From this certificate I found that Gustav’s full name is Gustav Waldemar Karl Alexander Peters. He was born on 11 December 1860 at Alt-Ruppin. His father was Karl Peters and his mother was Auguste Peters née Grust. Agnes Helene Louise Stern was born 31 August 1861 at Prenzlau. She was the daughter of Christoph Ludwig Friedrich Stern and Charlotte Juliette Stern née Schmoll.

Alt Ruppin  is at the north of the Ruppiner See and is now part of Neuruppin, which is on the western shore of the lake. Neuruppin, 60 km north-west of Berlin, is the administrative seat of the Ostprignitz-Ruppin district in Brandenburg.

Prenzlau is 95 km north-west of Neuruppin and 105 km north of Berlin. Prenzlau is the administrative seat of the Uckermark District in Brandenburg state.

In 1904 Gustav Peters died in Berlin.

Peters Gustave 1904 death

Name Gustav Waldemar Alexander Karl Peters Age 43 Birth Date 1861 Death Date 25/März/1904 Death Place Berlin Berlin Deutschland Civil Registration Office Berlin IX Certificate Number 542 from Berlin, Germany, deaths, 1874-1920

From the certificate I can confirm he was born in Alt Ruppin and married to Agnes Stern. I am sure there other interesting details on the certificate but I need to spend more time deciphering.

In 1945 Gustav’s sister, Charlotte Minna Auguste Paasch née Peters (1869-1945) died in Hamburg. Her death certificate is easier to read.

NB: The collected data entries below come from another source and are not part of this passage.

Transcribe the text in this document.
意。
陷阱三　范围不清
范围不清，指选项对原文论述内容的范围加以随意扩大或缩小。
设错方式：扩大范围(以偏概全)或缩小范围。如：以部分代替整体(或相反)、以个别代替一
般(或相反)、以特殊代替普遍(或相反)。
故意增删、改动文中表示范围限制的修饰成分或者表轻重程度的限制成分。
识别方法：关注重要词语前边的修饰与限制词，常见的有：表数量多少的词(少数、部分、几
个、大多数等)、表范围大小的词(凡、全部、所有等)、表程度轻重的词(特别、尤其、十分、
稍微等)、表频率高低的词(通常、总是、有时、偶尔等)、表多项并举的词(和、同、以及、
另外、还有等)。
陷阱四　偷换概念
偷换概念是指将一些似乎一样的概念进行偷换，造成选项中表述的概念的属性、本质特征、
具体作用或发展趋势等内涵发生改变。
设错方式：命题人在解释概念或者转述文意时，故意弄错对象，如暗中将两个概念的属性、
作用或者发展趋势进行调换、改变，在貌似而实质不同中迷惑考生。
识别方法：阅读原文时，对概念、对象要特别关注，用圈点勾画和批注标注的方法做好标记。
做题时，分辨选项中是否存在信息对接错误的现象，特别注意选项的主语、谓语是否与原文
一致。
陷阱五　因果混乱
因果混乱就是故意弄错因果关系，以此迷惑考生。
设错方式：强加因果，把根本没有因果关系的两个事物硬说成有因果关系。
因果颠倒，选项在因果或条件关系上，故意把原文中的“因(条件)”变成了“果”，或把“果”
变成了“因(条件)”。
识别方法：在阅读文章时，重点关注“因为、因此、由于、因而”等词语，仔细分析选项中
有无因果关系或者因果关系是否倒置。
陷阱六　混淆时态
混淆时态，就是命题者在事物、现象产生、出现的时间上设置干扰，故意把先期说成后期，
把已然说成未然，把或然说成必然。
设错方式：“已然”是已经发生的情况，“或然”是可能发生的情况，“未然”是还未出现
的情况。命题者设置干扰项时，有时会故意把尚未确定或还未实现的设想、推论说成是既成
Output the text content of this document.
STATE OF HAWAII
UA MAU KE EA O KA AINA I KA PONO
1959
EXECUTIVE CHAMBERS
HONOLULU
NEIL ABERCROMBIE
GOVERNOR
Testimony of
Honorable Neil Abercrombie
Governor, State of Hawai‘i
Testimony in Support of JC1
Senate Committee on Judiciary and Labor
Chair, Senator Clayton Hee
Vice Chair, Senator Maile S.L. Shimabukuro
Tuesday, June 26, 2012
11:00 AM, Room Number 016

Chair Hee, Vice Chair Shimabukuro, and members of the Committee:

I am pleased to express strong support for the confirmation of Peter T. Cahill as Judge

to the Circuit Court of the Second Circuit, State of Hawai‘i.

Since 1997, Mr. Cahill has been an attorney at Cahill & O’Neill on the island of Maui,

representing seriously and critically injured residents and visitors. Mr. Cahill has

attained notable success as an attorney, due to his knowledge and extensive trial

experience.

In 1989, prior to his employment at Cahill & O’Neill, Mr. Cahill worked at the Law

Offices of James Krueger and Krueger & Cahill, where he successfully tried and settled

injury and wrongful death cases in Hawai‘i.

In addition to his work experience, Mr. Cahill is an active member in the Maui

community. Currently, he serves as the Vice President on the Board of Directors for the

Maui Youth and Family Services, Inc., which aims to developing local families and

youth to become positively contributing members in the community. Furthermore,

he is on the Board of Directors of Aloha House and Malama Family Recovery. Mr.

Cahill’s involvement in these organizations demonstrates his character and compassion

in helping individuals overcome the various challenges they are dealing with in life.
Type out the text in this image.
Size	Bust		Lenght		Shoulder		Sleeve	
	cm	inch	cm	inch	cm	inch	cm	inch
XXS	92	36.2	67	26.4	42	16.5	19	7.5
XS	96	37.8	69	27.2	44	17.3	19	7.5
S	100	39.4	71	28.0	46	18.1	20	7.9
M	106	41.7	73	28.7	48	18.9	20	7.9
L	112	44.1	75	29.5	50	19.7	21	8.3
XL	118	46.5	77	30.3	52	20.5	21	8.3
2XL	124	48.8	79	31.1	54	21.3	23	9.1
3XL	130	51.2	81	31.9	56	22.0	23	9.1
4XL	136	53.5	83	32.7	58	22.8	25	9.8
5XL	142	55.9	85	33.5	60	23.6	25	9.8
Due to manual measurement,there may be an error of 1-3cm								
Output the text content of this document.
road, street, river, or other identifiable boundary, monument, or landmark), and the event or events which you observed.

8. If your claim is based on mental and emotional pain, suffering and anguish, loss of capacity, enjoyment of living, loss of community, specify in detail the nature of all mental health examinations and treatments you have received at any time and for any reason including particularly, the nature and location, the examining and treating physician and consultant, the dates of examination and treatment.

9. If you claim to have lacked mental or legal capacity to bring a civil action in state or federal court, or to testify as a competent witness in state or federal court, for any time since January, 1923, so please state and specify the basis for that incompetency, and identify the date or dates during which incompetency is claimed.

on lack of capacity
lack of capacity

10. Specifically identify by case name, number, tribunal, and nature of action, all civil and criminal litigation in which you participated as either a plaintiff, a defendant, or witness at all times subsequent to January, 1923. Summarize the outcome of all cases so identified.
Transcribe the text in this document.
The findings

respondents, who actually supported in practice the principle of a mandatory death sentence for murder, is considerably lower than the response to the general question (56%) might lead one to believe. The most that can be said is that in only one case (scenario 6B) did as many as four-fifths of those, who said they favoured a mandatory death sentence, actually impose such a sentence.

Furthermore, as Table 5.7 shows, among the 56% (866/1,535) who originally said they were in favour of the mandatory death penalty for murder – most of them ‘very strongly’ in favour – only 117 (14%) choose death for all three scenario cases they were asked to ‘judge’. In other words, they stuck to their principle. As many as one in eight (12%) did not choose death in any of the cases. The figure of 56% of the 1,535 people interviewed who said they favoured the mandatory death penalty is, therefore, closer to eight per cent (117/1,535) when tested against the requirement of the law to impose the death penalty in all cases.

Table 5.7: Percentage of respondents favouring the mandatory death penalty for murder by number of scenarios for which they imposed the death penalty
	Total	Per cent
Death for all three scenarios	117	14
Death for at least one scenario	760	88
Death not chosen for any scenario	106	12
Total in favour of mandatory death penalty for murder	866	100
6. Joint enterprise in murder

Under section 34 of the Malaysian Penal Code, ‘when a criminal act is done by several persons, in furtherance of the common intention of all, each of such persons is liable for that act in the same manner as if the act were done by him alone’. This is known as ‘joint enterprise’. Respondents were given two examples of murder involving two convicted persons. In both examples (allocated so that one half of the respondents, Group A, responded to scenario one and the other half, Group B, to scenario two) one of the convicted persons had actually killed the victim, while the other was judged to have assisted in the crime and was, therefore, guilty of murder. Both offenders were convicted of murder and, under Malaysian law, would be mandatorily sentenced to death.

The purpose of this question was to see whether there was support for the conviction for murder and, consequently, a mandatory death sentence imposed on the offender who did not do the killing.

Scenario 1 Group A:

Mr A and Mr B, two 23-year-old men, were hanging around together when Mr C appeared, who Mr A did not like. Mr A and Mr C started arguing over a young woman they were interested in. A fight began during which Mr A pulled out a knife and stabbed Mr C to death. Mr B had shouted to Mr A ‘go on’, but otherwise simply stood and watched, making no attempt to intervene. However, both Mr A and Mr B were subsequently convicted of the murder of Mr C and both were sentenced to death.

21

Paasch nee Peters Charlotte 1945 death

Name Charlotte Minna Auguste Paasch Age 75 Birth Date 15/Mai/1869 Death Date 24/März/1945 Civil Registration Office Hamburg-Winterhude Father Karl Peters Mother Auguste Grust Certificate Number 233 Reference Number 332-5_9955 from Hamburg, Germany, deaths 1874-1950 from ancestry.com

 

Type-written certificates of course are easier to read. This sort of vocabulary helps:

  • ohne Beruf = without profession
  • verstorben = deceased
  • Schuhmachermeister = master shoemaker
  • Lehrer in Ruhestand = retired teacher
  • Eheschließung = wedding

I am very grateful to the people on Ancestry.com who supplied and indexed the certificates I have been  using. I would have achieved much less without their help.